Adaption.
Diese Kritik erschien auch bei www.ofdb.de
Technische Daten
Vertrieb: Columbia TriStar Home Entertainment
Regionalcode: 2
Laufzeit: 110:24 Min.
Regie: Spike Jonze
Darsteller: Nicolas Cage,
Meryl Streep,
Chris Cooper,
Rheagan Wallace,
Jane Adams,
Agnes Baddoo,
Jim Beaver,
Caron Colvett,
Lynn Court,
Brian Cox,
John Cusack,
John Etter,
Roger Fanter,
Gary Farmer,
Paul Fortune,
Sandra Lee Gimpel,
Judy Greer,
Maggie Gyllenhaal,
Curtis Hanson,
Gregory Itzin,
Paul Jasmin,
Peter Jason,
Catherine Keener,
Fred Lerner,
Litefoot,
Ron Livingston,
Laura Love,
Lisa Love,
Harris Mann,
Wendy Mogel,
Don Moss,
Lupe Ontiveros,
Toni Oswald,
David O. Russell,
Jeremy Sumpter,
Tilda Swinton,
Jay Tavare,
Stephen Tobolowsky,
Roger Willie,
Bob Yerkes
Bildformat: Widescreen 1,85:1 (Anamorph)
Sprachen: DD 5.1 Deutsch, Englisch
Untertitel: Deutsch, Englisch, Türkisch
Freigabe: FSK 12
Film
Hallo, mein Name ist Charlie Kaufman. Ich bin Drehbuchautor.
Nun ja, genau genommen BIN ich nicht Charlie Kaufman. Meine Eltern sind vor 23 Jahren auf die Idee gekommen, mich „Sascha“ zu nennen. Im Internet passe ich mich den geltenden Konventionen an und lege mir einen Nickname zu, um ein gewisses Maß an Anonymität zu gewähren. Für mein direktes Umfeld heiße ich also „Sascha“, für die Nutzer dieses Forums heiße ich „Vince“. Das ändert aber nichts an einer entscheidenden Tatsache: Ich bin WIE Charlie Kaufman. Ein Mensch. Ich bin auch WIE Donald Kaufman. Auch ein Mensch. Wir alle teilen dieselbe Herkunft. Na ja, ich werde wohl aus einer anderen Stadt kommen als der Leser dieses Reviews, oder doch zumindest in einem anderen Haus wohnen, eine andere Lieblingsfarbe haben und so weiter. Was ich aber sagen will: Wir alle sind vom gleichen Ursprung. Der Urknall ist es, der uns alle miteinander verbindet, und was aus uns geworden ist, was uns von anderen Spezies und voneinander unterscheidet, nennt man Adaption.

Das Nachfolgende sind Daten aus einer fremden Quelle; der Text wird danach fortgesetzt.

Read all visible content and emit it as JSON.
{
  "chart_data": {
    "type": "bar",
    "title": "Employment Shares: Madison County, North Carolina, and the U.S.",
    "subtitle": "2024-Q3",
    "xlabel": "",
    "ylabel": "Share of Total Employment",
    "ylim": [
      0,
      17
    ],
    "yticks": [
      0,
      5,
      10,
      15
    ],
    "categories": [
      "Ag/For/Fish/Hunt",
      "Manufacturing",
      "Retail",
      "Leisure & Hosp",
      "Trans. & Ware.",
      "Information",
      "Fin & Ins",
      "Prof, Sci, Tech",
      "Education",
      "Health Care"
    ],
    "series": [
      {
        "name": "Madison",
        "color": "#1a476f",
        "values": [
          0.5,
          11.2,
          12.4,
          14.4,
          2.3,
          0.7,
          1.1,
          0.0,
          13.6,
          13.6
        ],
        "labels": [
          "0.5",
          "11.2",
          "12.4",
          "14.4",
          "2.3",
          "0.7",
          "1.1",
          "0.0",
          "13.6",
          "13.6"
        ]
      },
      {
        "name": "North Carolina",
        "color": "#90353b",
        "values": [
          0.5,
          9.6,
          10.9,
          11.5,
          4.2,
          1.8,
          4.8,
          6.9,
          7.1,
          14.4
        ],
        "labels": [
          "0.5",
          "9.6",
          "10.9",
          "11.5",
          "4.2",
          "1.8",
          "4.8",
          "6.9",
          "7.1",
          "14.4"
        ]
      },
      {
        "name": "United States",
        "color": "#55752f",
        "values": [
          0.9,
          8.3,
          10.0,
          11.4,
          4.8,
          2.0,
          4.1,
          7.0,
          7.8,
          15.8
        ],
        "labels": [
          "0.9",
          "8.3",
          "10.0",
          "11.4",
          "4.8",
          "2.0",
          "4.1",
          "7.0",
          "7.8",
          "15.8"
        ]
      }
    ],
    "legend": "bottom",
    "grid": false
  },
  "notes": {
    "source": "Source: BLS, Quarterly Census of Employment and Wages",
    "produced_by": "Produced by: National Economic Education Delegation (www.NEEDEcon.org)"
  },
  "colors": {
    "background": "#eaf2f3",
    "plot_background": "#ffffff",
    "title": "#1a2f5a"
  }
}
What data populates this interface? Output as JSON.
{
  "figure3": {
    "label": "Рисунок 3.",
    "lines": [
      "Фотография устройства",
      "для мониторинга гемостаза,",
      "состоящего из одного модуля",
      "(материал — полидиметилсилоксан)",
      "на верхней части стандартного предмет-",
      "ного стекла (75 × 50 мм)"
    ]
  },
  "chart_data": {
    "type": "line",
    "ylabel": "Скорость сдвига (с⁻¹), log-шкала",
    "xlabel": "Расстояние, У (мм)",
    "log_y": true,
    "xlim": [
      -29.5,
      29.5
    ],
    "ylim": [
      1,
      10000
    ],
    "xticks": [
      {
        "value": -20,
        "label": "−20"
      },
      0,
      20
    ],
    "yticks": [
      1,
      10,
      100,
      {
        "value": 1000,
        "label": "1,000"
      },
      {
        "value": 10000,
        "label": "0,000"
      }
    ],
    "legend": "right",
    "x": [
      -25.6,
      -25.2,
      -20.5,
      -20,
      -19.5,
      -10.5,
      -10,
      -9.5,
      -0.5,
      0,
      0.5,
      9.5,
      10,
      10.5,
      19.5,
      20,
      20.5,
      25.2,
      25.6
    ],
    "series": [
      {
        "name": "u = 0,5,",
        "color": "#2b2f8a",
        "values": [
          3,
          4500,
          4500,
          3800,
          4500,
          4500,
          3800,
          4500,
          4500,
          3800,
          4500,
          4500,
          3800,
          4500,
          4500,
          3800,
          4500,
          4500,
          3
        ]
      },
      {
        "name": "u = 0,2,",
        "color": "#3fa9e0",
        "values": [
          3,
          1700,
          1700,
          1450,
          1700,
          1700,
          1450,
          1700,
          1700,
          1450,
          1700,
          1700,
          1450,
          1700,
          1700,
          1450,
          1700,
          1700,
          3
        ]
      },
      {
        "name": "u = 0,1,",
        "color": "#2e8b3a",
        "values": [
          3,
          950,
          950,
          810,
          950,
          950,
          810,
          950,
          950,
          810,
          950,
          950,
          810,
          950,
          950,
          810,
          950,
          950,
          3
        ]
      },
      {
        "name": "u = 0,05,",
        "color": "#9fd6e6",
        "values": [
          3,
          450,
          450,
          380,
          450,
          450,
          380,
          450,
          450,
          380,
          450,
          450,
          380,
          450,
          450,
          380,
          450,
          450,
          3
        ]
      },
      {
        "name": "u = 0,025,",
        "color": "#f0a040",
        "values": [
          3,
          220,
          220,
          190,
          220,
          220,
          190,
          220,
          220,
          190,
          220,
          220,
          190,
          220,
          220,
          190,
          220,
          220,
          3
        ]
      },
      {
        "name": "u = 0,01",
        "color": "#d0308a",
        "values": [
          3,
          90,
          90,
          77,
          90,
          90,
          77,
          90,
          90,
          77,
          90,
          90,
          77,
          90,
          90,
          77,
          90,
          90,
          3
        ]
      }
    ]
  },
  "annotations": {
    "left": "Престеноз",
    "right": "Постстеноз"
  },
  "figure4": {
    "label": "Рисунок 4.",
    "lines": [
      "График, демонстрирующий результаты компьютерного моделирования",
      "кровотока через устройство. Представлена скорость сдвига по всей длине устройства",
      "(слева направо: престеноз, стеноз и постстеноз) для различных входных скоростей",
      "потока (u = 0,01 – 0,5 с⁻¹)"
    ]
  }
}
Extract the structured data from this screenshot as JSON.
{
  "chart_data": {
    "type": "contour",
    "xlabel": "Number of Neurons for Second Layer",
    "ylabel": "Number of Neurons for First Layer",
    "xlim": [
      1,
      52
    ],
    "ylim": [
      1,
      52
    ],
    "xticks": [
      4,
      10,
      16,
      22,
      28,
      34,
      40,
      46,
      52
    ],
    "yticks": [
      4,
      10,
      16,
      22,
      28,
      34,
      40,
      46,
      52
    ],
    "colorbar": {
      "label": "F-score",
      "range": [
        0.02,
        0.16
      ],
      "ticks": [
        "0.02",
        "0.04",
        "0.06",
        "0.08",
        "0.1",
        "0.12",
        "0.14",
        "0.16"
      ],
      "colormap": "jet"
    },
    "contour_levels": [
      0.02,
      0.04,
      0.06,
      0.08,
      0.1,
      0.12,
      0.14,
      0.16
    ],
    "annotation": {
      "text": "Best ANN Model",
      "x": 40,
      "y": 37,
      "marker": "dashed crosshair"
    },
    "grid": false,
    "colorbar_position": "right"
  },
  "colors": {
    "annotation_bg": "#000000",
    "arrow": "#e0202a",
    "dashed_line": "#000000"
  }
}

Aber wo war ich noch gleich? Richtig, ich bin wie Charlie Kaufman. Das ist verdammt richtig, denn ich habe gesehen, wie er versucht, ein überwältigendes Werk namens „Der Orchideendieb“ von einer Roman-Autorin namens Susan Orlean – eigentlich aber von einer Schauspielerin namens Meryl Streep – zu adaptieren, und zwar auf das Muster eines Drehbuchs. Das Werk ist nämlich so wundervoll, dass man sich entschlossen hat, es zu verfilmen. Und Kaufman weiß es so sehr zu schätzen, dass er gar nicht weiß, wo er anfangen soll. Es soll ja schließlich kein 08/15-Actionkracher werden. Er will stattdessen einen Film über Blumen machen. Ein hermeneutisches Werk, das einfach die Schönheit des Motivs an sich einfangen will, ohne es einer Veränderung zu unterziehen. Keine Vanitassymbole, ewige Schönheit soll paraphrasiert werden. Aber klappt das?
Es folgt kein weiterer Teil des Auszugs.